Phase 2:  Richtiges Düngen

Nach dem Vertikutieren sollte man im Anschluss überprüfen, ob sich vereinzelt kahle oder ausgedünnte Flächen erkennen lassen. Ist dies der Fall, so kann der Boden mit einem Rechen leicht aufgelockert werden und man sät mit entsprechender Rasensaat nach. Ideal ist hierbei die Mischung verschiedener Saatarten, sodass sich die spezifisch für die Bodenbeschaffenheit notwendige Saat durchsetzen kann. Nach der Saat empfiehlt sich eine kurze Ruhephase von einigen Tagen, in denen der Boden regelmäßig benetzt werden muss. Erst danach sollte mit

dem Düngen begonnen werden. Ideal ist hierbei das Verwenden von organischem Dünger, eventuell vom eigenen Komposthaufen. Organischer Dünger ist aber auch bei Fachhändlern in unterschiedlicher Größenverpackung erhältlich. Organische Dünger haben gegenüber ihren mineralischen Mitbewerbern den Vorteil, dass ein sogenanntes „Überdüngen“ praktisch ausgeschlossen werden kann. Einerseits werden Nährstoffe behutsam und kontinuierlich sowie über einen längeren Zeitraum ins Erdreich abgegeben und andererseits zersetzen Bakterien den Dünger nur dann, wenn der Rasen effektiv die enthaltenen Nährstoffe benötigt. Auch nach dem Düngen sollte regelmäßiges und teilweise üppiges Bewässern die Regel sein.
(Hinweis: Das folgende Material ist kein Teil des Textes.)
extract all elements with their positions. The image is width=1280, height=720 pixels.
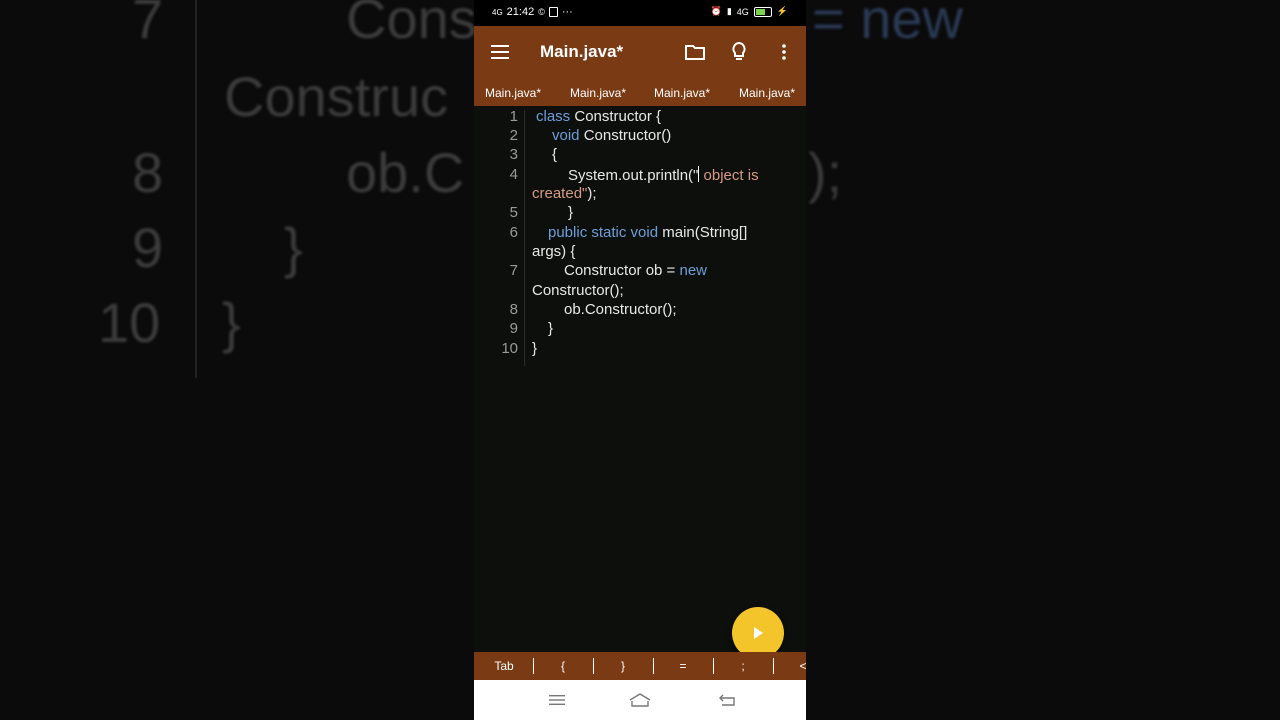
code-line: { [552,146,558,163]
string-token: created" [532,185,588,202]
code-token: Constructor ob = [564,262,680,279]
background-line-number: 8 [132,141,164,204]
key-separator [593,658,594,674]
notification-icon: © [538,7,545,17]
code-line: void Constructor() [552,127,671,144]
more-notifications: ··· [561,6,573,18]
line-number: 1 [509,108,518,125]
code-line-wrapped: created"); [532,185,597,202]
app-bar: Main.java* [474,26,806,80]
code-line: System.out.println(" object is [568,166,759,184]
background-divider [195,0,197,378]
line-number: 9 [509,320,518,337]
hamburger-menu-icon[interactable] [490,43,510,61]
key-tab[interactable]: Tab [484,659,524,673]
background-code: ); [808,141,843,204]
line-number: 8 [509,301,518,318]
background-code: } [222,291,241,354]
battery-level [755,8,765,15]
background-line-number: 10 [98,291,161,354]
file-title: Main.java* [540,42,624,61]
key-equals[interactable]: = [663,659,703,673]
key-separator [653,658,654,674]
system-nav-bar [474,680,806,720]
code-line: } [548,320,554,337]
line-number: 10 [501,340,518,357]
lightbulb-icon[interactable] [729,40,749,64]
key-less-than[interactable]: < [783,659,806,673]
code-token: ); [587,185,597,202]
key-semicolon[interactable]: ; [723,659,763,673]
symbol-key-bar: Tab { } = ; < [474,652,806,680]
line-number: 5 [509,204,518,221]
background-line-number: 7 [132,0,164,50]
code-token: Constructor() [579,127,672,144]
more-vertical-icon[interactable] [776,42,792,62]
alarm-icon: ⏰ [710,6,722,16]
line-number: 7 [509,262,518,279]
line-number: 4 [509,166,518,183]
background-code: Construc [224,65,449,128]
line-number: 6 [509,224,518,241]
play-icon [754,627,763,639]
signal-icon: ▮ [726,6,732,16]
battery-icon [753,6,772,17]
code-token: Constructor { [570,108,662,125]
phone-screen: 4G 21:42 © ··· ⏰ ▮ 4G ⚡ Main.java* Main.… [474,0,806,720]
status-time: 21:42 [506,6,535,18]
background-code: Cons [346,0,477,50]
tab-main-java[interactable]: Main.java* [739,86,795,100]
tab-main-java[interactable]: Main.java* [654,86,710,100]
key-close-brace[interactable]: } [603,659,643,673]
key-separator [533,658,534,674]
key-separator [713,658,714,674]
back-icon[interactable] [718,692,736,708]
charging-icon: ⚡ [776,6,788,16]
file-tabs: Main.java* Main.java* Main.java* Main.ja… [474,80,806,106]
code-line: class Constructor { [536,108,661,125]
keyword-token: void [552,127,580,144]
tab-main-java[interactable]: Main.java* [485,86,541,100]
background-line-number: 9 [132,216,164,279]
status-bar: 4G 21:42 © ··· ⏰ ▮ 4G ⚡ [474,0,806,26]
background-code: ob.C [346,141,465,204]
network-indicator: 4G [492,7,503,17]
code-line: Constructor ob = new [564,262,707,279]
keyword-token: public static void [548,224,659,241]
gutter-divider [524,110,525,366]
code-token: System.out.println(" [568,167,699,184]
code-editor[interactable]: 1 2 3 4 5 6 7 8 9 10 class Constructor {… [474,106,806,652]
folder-icon[interactable] [684,42,706,62]
keyword-token: class [536,108,571,125]
line-number: 3 [509,146,518,163]
code-line: ob.Constructor(); [564,301,677,318]
home-icon[interactable] [629,691,651,709]
string-token: object is [699,167,759,184]
network-indicator: 4G [736,6,749,17]
background-code: = new [812,0,963,50]
background-code: } [284,216,303,279]
code-line-wrapped: args) { [532,243,576,260]
tab-main-java[interactable]: Main.java* [570,86,626,100]
notification-icon [548,7,558,17]
key-open-brace[interactable]: { [543,659,583,673]
recent-apps-icon[interactable] [548,693,566,707]
keyword-token: new [679,262,708,279]
code-token: main(String[] [658,224,748,241]
code-line: public static void main(String[] [548,224,747,241]
code-line: } [532,340,538,357]
key-separator [773,658,774,674]
code-line: } [568,204,574,221]
code-line-wrapped: Constructor(); [532,282,624,299]
line-number: 2 [509,127,518,144]
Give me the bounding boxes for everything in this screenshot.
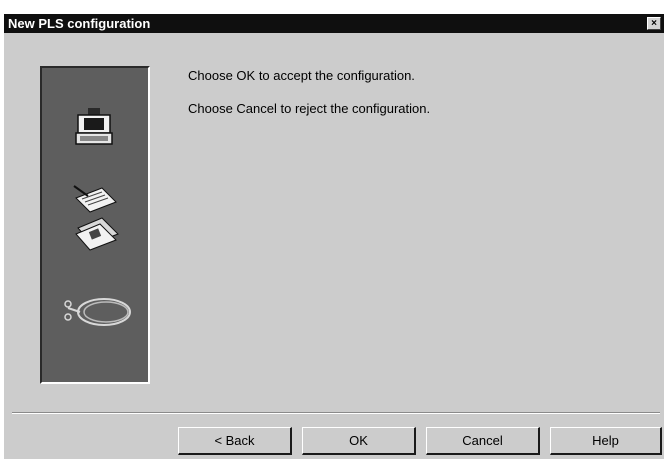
configuration-documents-icon [73, 185, 119, 251]
button-separator [12, 412, 660, 414]
back-button[interactable]: < Back [178, 427, 292, 455]
title-bar: New PLS configuration × [4, 14, 664, 33]
wizard-side-panel [40, 66, 150, 384]
cable-icon [64, 298, 131, 326]
close-icon: × [651, 18, 657, 29]
ok-button[interactable]: OK [302, 427, 416, 455]
window-title: New PLS configuration [8, 16, 151, 31]
close-button[interactable]: × [647, 17, 661, 30]
laser-scanner-icon [75, 108, 113, 145]
accept-instruction-text: Choose OK to accept the configuration. [188, 68, 415, 83]
new-pls-configuration-dialog: New PLS configuration × Choose OK to acc… [4, 14, 664, 459]
cancel-button[interactable]: Cancel [426, 427, 540, 455]
reject-instruction-text: Choose Cancel to reject the configuratio… [188, 101, 431, 116]
help-button[interactable]: Help [550, 427, 662, 455]
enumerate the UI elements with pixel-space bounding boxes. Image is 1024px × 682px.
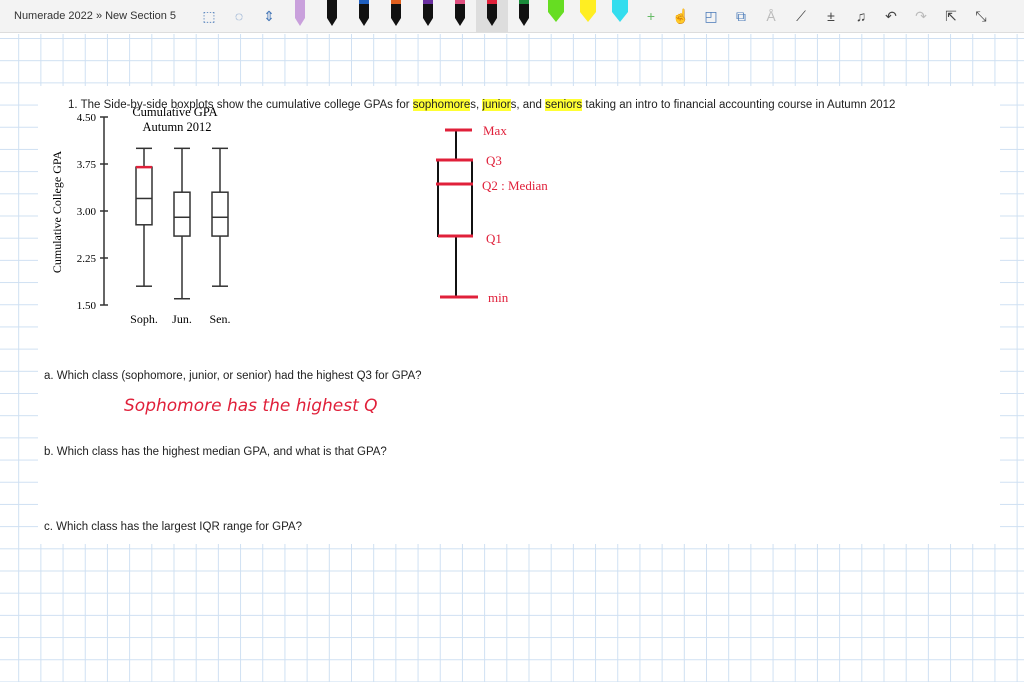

Phase 3:  Vorsicht Schnitt!

Die meisten Gartenfreunde haben laut Experten zu wenig Geduld und lassen den Garten und den Rasen nach einer entsprechenden Pflege kaum zur Erholung kommen. Daher sollte der Rasen nach dem Vertikutieren und dem Düngen eine Zeit lang zur Ruhe kommen. Der Fachmann spricht hierbei von „Trocknung“, die erst das Wachstum ermöglicht.  Was das Mähen anbelangt, so gelten ähnliche Regeln. Erst wenn sich der Rasen erholt hat und einige Zentimeter (am besten mindestens 6 Zentimeter) gewachsen ist, sollte der erste Schnitt bei wärmeren Außentemperaturen und entsprechender Trockenheit erfolgen. Der erste Schnitt sollte auch nicht zu kurz sein, sodass eine Länge von 3 Zentimetern nicht unterschritten werden sollte. Dieser erste, frühe Schnitt teilt die jungen Halme und regt neue Gabelungstriebe an. Dadurch wird der heimsiche Rasen schnell dichter. Während des Sommers sollte unbedingt darauf geachtet werden, den Rasen nicht bei strahlendem Sonnenschein zu mähen. Dadurch verdorren die Halme, verlieren ihre grüne Farbe und stellen jegliches Wachstum ein. Die Folge ist ein „verbrannter Rasen“, der sich nur sehr schwer regeneriert.

Also: Geduld, Muße und jede Menge Handarbeit sind erforderlich, damit der heimische Rasen das Prädikat „englisch“ verdient.